“Yeah,” I said, pouring fresh water into the coffeemaker before setting it to brew. “I got fired because I inadvertently gave myself a golden shower with some football player’s pee.”
Abby grinned. “No shit?”
“No shit.”
“Damn, girl, you really know how to make a first impression.”
“Tell me about it,” I muttered and grabbed two cups from the cabinet. “Probably one of the most embarrassing moments of my life.”
“What was his name?”
“Whose name?”
“The guy who peed on you.”
“Oh my God. He didn’t pee on me,” I corrected through an incredulous laugh. “His pee just managed to spill out of his cup and onto me.”
“Sounds kinky.”
“Shut up.”
“Have you showered since then?”
“Oh my God, Abby!” I exclaimed on a disturbed laugh. “Of course I showered since then.”
She just grinned, completely unfazed, and continued her original line of questioning. “But seriously, what was his name?”
I sighed. “Leo.”
Gorgeous Leo. You’d have to be blind to forget a face or name like that.
Not to mention, you tended to remember the name of the guy whose urine you got to know on an up close and far too personal basis.
“Last name?”
“Landry.”
“Leo Landry.” She tested his name on her lips. “Sounds like a hot guy’s name.”
“Well, he wasn’t ugly,” I admitted. Because, yeah, he wasn’t ugly.
Far from it, actually.
“Did you get his number?”
An unexpected and incredulous laugh left my lips. “Um, no. I know it’s a shock, but that didn’t come up while I was taking an impromptu bath in his urine.”

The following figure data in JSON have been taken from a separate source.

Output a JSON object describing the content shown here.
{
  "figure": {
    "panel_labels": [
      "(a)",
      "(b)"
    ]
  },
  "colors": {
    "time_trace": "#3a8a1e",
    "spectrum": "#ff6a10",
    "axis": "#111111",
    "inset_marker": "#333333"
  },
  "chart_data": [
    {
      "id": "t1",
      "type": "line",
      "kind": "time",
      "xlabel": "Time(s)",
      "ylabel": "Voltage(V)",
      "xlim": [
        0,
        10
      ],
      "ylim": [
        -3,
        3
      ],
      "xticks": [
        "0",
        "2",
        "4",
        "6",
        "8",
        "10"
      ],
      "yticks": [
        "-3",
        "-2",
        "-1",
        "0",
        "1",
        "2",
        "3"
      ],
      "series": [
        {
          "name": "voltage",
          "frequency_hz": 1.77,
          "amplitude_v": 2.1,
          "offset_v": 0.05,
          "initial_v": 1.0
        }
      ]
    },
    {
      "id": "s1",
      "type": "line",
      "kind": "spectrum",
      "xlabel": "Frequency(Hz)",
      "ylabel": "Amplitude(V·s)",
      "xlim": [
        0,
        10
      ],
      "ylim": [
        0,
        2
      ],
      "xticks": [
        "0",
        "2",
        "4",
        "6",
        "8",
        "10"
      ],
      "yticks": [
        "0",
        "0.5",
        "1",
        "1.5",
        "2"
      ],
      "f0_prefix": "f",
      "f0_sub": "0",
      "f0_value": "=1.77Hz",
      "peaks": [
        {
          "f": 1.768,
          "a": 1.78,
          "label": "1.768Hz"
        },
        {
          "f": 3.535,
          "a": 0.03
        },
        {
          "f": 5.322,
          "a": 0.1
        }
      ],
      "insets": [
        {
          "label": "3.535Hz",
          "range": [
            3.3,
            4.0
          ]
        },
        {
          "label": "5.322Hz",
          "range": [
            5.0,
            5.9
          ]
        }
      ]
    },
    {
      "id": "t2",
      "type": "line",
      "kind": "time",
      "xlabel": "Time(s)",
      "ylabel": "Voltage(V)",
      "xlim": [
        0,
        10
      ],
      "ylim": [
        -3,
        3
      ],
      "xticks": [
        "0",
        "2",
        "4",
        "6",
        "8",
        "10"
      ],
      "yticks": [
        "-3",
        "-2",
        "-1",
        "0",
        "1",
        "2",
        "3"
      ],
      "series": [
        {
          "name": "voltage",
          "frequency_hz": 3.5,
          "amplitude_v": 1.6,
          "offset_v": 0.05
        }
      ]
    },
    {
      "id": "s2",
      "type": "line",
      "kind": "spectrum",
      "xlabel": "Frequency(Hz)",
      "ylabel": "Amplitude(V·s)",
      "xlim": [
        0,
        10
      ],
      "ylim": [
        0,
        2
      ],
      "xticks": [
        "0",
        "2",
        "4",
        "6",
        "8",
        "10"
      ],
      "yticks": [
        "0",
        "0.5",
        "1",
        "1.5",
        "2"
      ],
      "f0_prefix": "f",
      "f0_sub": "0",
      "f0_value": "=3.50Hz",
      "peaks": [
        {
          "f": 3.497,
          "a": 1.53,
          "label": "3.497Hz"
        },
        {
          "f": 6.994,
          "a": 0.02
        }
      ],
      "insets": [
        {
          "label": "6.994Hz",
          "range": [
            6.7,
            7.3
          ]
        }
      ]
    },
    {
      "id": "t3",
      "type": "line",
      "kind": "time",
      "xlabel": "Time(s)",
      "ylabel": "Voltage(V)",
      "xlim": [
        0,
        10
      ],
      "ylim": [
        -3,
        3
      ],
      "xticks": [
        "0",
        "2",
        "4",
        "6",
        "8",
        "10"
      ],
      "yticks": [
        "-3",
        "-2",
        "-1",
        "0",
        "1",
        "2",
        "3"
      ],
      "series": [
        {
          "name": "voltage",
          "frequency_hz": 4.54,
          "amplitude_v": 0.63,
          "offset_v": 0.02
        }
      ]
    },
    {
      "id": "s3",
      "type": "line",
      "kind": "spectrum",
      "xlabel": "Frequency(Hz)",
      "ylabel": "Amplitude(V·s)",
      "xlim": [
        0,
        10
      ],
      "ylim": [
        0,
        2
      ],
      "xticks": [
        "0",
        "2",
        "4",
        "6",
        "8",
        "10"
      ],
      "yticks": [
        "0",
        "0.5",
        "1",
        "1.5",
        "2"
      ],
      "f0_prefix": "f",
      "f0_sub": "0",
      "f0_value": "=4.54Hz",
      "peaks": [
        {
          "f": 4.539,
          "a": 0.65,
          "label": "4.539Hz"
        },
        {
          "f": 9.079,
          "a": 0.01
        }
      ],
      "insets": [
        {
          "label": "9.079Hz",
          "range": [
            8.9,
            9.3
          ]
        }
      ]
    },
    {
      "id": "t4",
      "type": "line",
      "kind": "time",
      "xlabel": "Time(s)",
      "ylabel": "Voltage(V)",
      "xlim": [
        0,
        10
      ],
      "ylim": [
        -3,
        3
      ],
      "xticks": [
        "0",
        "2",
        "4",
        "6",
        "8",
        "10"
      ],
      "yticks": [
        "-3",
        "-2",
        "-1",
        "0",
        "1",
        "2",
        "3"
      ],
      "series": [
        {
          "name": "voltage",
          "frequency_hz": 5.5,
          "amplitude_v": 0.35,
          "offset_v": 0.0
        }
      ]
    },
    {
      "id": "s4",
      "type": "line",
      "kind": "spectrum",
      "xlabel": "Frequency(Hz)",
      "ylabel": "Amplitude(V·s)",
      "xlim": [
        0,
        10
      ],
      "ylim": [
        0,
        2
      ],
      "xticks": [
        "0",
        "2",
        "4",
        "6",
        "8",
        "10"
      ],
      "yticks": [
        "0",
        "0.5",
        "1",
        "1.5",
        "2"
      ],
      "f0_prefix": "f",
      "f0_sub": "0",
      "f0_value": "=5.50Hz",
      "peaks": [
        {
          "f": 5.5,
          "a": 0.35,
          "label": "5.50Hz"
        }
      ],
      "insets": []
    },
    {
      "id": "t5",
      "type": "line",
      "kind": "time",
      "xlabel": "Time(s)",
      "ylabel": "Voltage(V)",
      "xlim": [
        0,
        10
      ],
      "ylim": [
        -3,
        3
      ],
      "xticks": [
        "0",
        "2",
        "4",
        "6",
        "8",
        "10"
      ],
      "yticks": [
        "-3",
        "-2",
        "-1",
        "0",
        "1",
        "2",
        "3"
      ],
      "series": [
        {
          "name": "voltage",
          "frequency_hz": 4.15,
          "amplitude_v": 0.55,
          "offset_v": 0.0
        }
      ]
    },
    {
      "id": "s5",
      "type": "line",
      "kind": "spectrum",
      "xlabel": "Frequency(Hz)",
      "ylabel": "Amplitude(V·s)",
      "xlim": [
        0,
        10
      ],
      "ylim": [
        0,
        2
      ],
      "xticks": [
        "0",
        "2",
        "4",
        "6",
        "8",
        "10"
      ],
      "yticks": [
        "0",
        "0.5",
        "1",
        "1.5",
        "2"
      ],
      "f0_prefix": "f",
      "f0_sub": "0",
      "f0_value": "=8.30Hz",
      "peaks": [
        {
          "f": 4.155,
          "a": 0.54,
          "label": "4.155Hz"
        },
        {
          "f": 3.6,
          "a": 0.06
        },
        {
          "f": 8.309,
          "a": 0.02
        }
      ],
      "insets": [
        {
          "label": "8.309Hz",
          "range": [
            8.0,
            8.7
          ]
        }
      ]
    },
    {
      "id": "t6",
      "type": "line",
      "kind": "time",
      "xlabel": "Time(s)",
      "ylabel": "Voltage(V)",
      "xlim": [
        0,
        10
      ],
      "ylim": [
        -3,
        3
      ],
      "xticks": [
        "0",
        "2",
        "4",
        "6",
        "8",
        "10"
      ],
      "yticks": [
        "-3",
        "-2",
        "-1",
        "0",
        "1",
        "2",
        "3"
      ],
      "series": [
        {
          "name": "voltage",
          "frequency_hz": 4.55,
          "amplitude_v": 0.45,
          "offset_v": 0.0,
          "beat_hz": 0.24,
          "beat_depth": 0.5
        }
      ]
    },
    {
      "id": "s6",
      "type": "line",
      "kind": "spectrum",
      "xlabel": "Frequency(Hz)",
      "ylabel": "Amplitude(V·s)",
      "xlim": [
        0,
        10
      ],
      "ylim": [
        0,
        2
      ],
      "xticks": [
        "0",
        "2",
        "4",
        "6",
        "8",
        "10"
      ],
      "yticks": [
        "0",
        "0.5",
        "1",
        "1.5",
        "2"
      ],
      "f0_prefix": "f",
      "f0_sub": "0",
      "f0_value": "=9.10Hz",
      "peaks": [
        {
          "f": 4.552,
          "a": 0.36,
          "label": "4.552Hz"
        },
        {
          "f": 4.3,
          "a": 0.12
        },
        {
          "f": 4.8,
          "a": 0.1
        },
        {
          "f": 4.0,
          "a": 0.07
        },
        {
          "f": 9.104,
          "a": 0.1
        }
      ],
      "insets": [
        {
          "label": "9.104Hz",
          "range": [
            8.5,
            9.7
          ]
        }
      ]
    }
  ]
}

“I should probably be far more grossed out by that than I am,” she said, and her voice turned way too wistful and dreamy for a conversation revolving around pee. “You know,” she added, “it’s a bit romantic in a weird sort of way.”
“You’re nuts.”
“I’m nuts?” she asked, stepping forward to pour herself some coffee without preamble. “I’m not the one running around pouring pee on myself.”
“And you’re annoying. Remind me again, why do you have a key to my place?”
“Because you love me.”
She was right, though I was having a really hard time remembering the whys or hows of my affection at the moment. Abby just grinned at me over her shoulder and headed back into my living room, plopped her ass down onto my couch, and turned on the TV.
“What are your plans for today?” I asked as I poured creamer into my coffee and stirred it in with a spoon. Maybe, if nothing else, I could use her as a distraction.
“Probably go into work for a bit. Not sure yet, though.” She shrugged. “What about you?”
“Well, I was supposed to go to work, but that’s obviously not an option.”
“You know what we should do?”
“What?”
“Go see that new Bradley Cooper movie.”
I scrunched up my nose. “But I thought you had to work?”
“Meh. I’ll go in tomorrow.” She shrugged again and took a sip from her mug.
“How do you still have a job there?” I asked and sat down beside her.
“Because my espresso brings all the boys to the yard.”
I rolled my eyes. “You’re literally the most random person I know.”
“You’re preaching to the choir, girlfriend,” she said with a grin. “Only one year away from finishing an engineering degree and making six figures a year, and you said fuck it.”
“Yeah, well, that was solely out of self-preservation,” I explained.
Which was one hundred percent the truth. It was either I dropped out of college or prepared for an early death born out of boredom less than five years into the job.
Call me crazy, but I wanted to live past thirty, thank you very much.
A little grin crested the corners of Abby’s mouth as she looked at me over her cup of coffee. “And because you’re supposed to be a musician, not some stuffy old engineer in an office.”
“Let’s not get too ahead of ourselves here,” I said, rolling my eyes. “I’ve only played open mic nights. That doesn’t make me some kind of music superstar.”
Sure, I loved music, but just because you loved something didn’t make it a surefire career. The music business was really hard. Demanding and exclusive and nearly impossible to break in to. I couldn’t imagine what my parents would think if I told them music was the big reason I’d thrown away everything they’d ever dreamed of.
I was pretty sure their heads would explode.
For now, I was more than happy to keep my passion for singing and song-writing a really enjoyable hobby.
“Yeah, but you’re crazy good, Gem,” Abby insisted, changing the channel to Blue Planet and shifting her body like she was swimming with the damn whales.
“I’m okay,” I said honestly, thinking she was distracted enough by nature’s bounty to ignore me.
Apparently, she was better than me at multitasking. “Your self-deprecation is starting to annoy me,” she remarked with narrowed eyes.
“Yeah, well, you wouldn’t have to subject yourself to it if you didn’t magically show up in my apartment like David fucking Blaine.”